In contrast, he said, “voters in Israel just receive their ballot in the mail and return it by mail. The date of the actual election is not really relevant, nor is the fact that another election is occurring in a few weeks’ time confusing to them. They are not watching TV commercials for different campaigns, receiving phone calls from different candidates or receiving direct mail pieces on different candidates or elections. Americans in Israel… are not impacted by the confusing conditions that voters in NJ faced.”
Pieprz explained that with the low turnout, voters in Israel had a bigger impact on the election than they would have in an election with average turnout.

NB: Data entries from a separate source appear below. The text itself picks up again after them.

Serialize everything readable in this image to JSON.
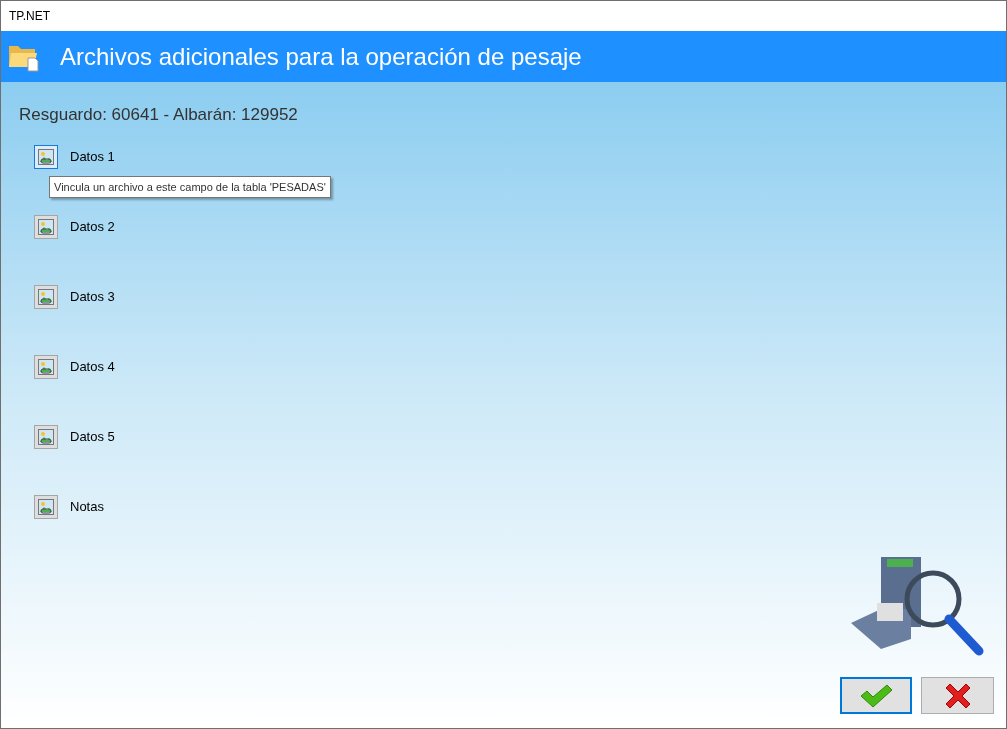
{
  "window": {
    "title": "TP.NET"
  },
  "header": {
    "title": "Archivos adicionales para la operación de pesaje"
  },
  "record_info": "Resguardo: 60641 - Albarán: 129952",
  "fields": [
    {
      "label": "Datos 1",
      "focused": true,
      "tooltip": "Vincula un archivo a este campo de la tabla 'PESADAS'"
    },
    {
      "label": "Datos 2",
      "focused": false
    },
    {
      "label": "Datos 3",
      "focused": false
    },
    {
      "label": "Datos 4",
      "focused": false
    },
    {
      "label": "Datos 5",
      "focused": false
    },
    {
      "label": "Notas",
      "focused": false
    }
  ],
  "buttons": [
    {
      "kind": "accept",
      "focused": true
    },
    {
      "kind": "cancel",
      "focused": false
    }
  ]
}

The iVoteIsrael director pointed out that there are about 12,000 New Jersey voters in Israel, and 50% of potential US voters in Israel cast ballots in the 2012 national election. The State of New Jersey does not track voters who returned ballots from Israel or any other country, so the numbers are not conclusive, but iVoteIsrael received feedback from many New Jersey voters who received their ballots, and questions on how to submit them.
The organization, which was founded ahead of the 2012 presidential election, held voter registration drives in Jerusalem, Ra’anana and Gush Etzion in September, including an event with the US Embassy’s senior voting official at the Jerusalem headquarters of the Association of Americans and Canadians in Israel. In addition, iVoteIsrael sent out e-mails and posted on social media encouraging former New Jersey residents to vote.